|Introduction: Malaria infection in the year 2017 alone killed approximately 435,000 people globally and 14,000 were from Uganda. Currently in sub-Saharan Africa, artemether-lumefantrine (AL) is recommended as first line treatment for uncomplicated malaria infection, unfortunately resistance to AL has been reported in south east Asia though uncommon in Africa. There is a need to monitor the sensitivity of malaria parasites to different recommended anti-malarial drugs used to treat malaria in Uganda.
General objective: To determine the trends of ex vivo sensitivity of Plasmodium falciparum parasites to standard anti-malarial drugs, the effect of epidemiological factors and the correlations between the sensitivity of these parasites to anti-malarial drugs in Eastern Uganda.
Methods: Ex-vivo sensitivity patterns of 291 P. falciparum isolates from people aged 6 months and older in Busia and Tororo were analyzed against various anti-malarial drug in period of June 2016 to December 2018. The study participants were part of an ongoing REACT project. Trends were explored using scatter plots of IC50s against date of collection and a lowess line fitted, IC50s summarized into geometric means, association with epidemiological factors done using linear regression and correlations using Spearman’s rank correlation with Sidak adjustment. P-values <0.05 considered statistically significant.
Results: The trends showed parasites becoming more sensitive to chloroquine with time (β=-0.023, p-value=0.019) while piperaquine (β=0.0031, p-value<0.001) and pyrimethamine (β=19.12, p-value<0.001) showed opposite trend though dihydroartemisinin (β=0.0005, p-value=0.193) remained the same within this period. Epidemiological factors namely: season had association with ex vivo sensitivity with piperaquine (β=-1.08, p-value=0.027) and lumefantrine (β=-2.09, p-value=0.003), location with chloroquine (β=15.31, p-value=0.032) and atovaquone (β=-0.13, p-value=0.01). Aminoquinolines were fairly correlated with each other, amodiaquine verses chloroquine (r=0.54, p-value<0.0001) except for piperaquine, piperaquine verses chloroquine (r=0.15, p-value=0.9967) and piperaquine verses amodiaquine (r=0.22, p-value=0.3103).

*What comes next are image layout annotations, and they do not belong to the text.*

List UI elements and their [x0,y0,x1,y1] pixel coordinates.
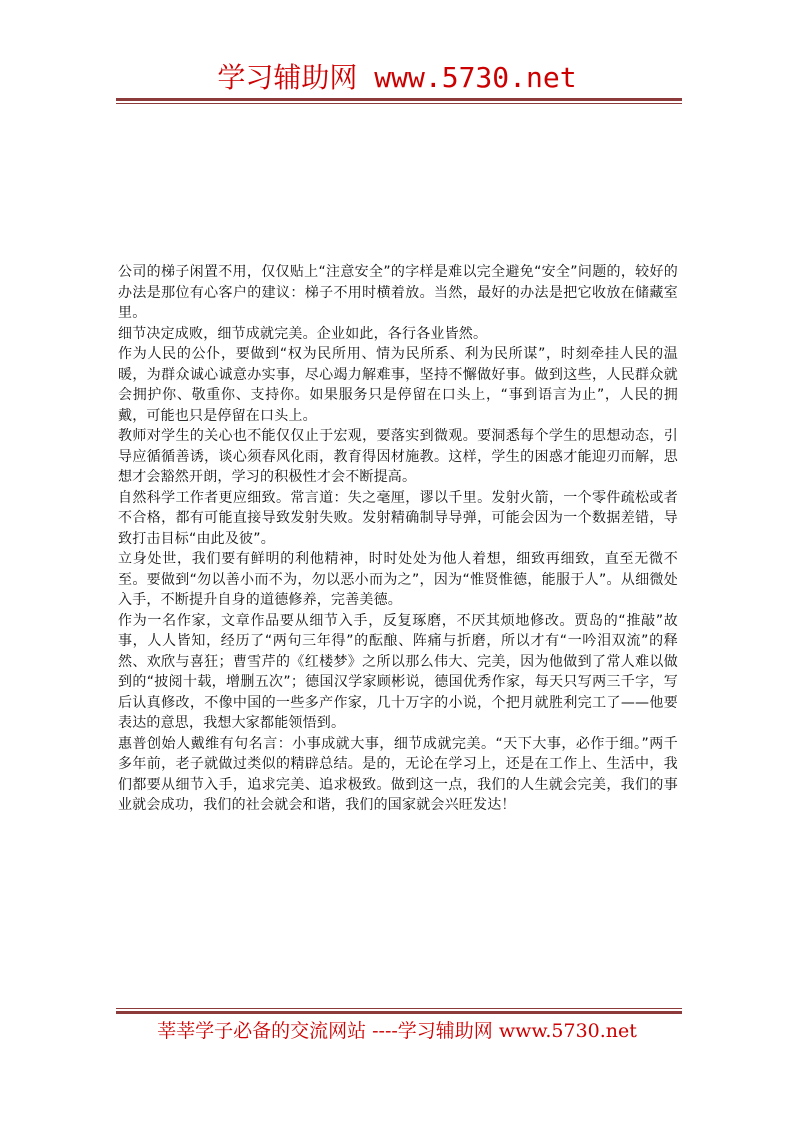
footer-divider [116,1008,682,1014]
footer-text: 莘莘学子必备的交流网站 ----学习辅助网 www.5730.net [157,1020,637,1042]
paragraph: 教师对学生的关心也不能仅仅止于宏观，要落实到微观。要洞悉每个学生的思想动态，引导应循循善诱，谈心须春风化雨，教育得因材施教。这样，学生的困惑才能迎刃而解，思想才会豁然开朗，学习的积极性才会不断提高。 [118,428,678,485]
paragraph: 作为一名作家，文章作品要从细节入手，反复琢磨，不厌其烦地修改。贾岛的“推敲”故事，人人皆知，经历了“两句三年得”的酝酿、阵痛与折磨，所以才有“一吟泪双流”的释然、欢欣与喜狂；曹雪芹的《红楼梦》之所以那么伟大、完美，因为他做到了常人难以做到的“披阅十载，增删五次”；德国汉学家顾彬说，德国优秀作家，每天只写两三千字，写后认真修改，不像中国的一些多产作家，几十万字的小说，个把月就胜利完工了——他要表达的意思，我想大家都能领悟到。 [118,612,678,731]
paragraph: 公司的梯子闲置不用，仅仅贴上“注意安全”的字样是难以完全避免“安全”问题的，较好的办法是那位有心客户的建议：梯子不用时横着放。当然，最好的办法是把它收放在储藏室里。 [118,264,678,321]
paragraph: 作为人民的公仆，要做到“权为民所用、情为民所系、利为民所谋”，时刻牵挂人民的温暖，为群众诚心诚意办实事，尽心竭力解难事，坚持不懈做好事。做到这些，人民群众就会拥护你、敬重你、支持你。如果服务只是停留在口头上，“事到语言为止”，人民的拥戴，可能也只是停留在口头上。 [118,346,678,424]
paragraph: 惠普创始人戴维有句名言：小事成就大事，细节成就完美。“天下大事，必作于细。”两千多年前，老子就做过类似的精辟总结。是的，无论在学习上，还是在工作上、生活中，我们都要从细节入手，追求完美、追求极致。做到这一点，我们的人生就会完美，我们的事业就会成功，我们的社会就会和谐，我们的国家就会兴旺发达！ [118,735,678,813]
paragraph: 细节决定成败，细节成就完美。企业如此，各行各业皆然。 [118,325,488,342]
header-divider [116,98,682,104]
article-body [118,262,678,816]
paragraph: 立身处世，我们要有鲜明的利他精神，时时处处为他人着想，细致再细致，直至无微不至。要做到“勿以善小而不为，勿以恶小而为之”，因为“惟贤惟德，能服于人”。从细微处入手，不断提升自身的道德修养，完善美德。 [118,551,678,608]
paragraph: 自然科学工作者更应细致。常言道：失之毫厘，谬以千里。发射火箭，一个零件疏松或者不合格，都有可能直接导致发射失败。发射精确制导导弹，可能会因为一个数据差错，导致打击目标“由此及彼”。 [118,489,678,547]
header-title: 学习辅助网 www.5730.net [217,61,577,94]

Conclusions: Increasing sensitivity of Plasmodium falciparum parasites to chloroquine in Eastern Uganda was observed, whereas an opposite but slow trend was observed for lumefantrine, therefore there is a need to continue monitoring its sensitivity in population. Age, and seasonality had effects on the ex vivo sensitivity, though these are small. There were fairly strong correlations between aminoquinolines except for piperaquine.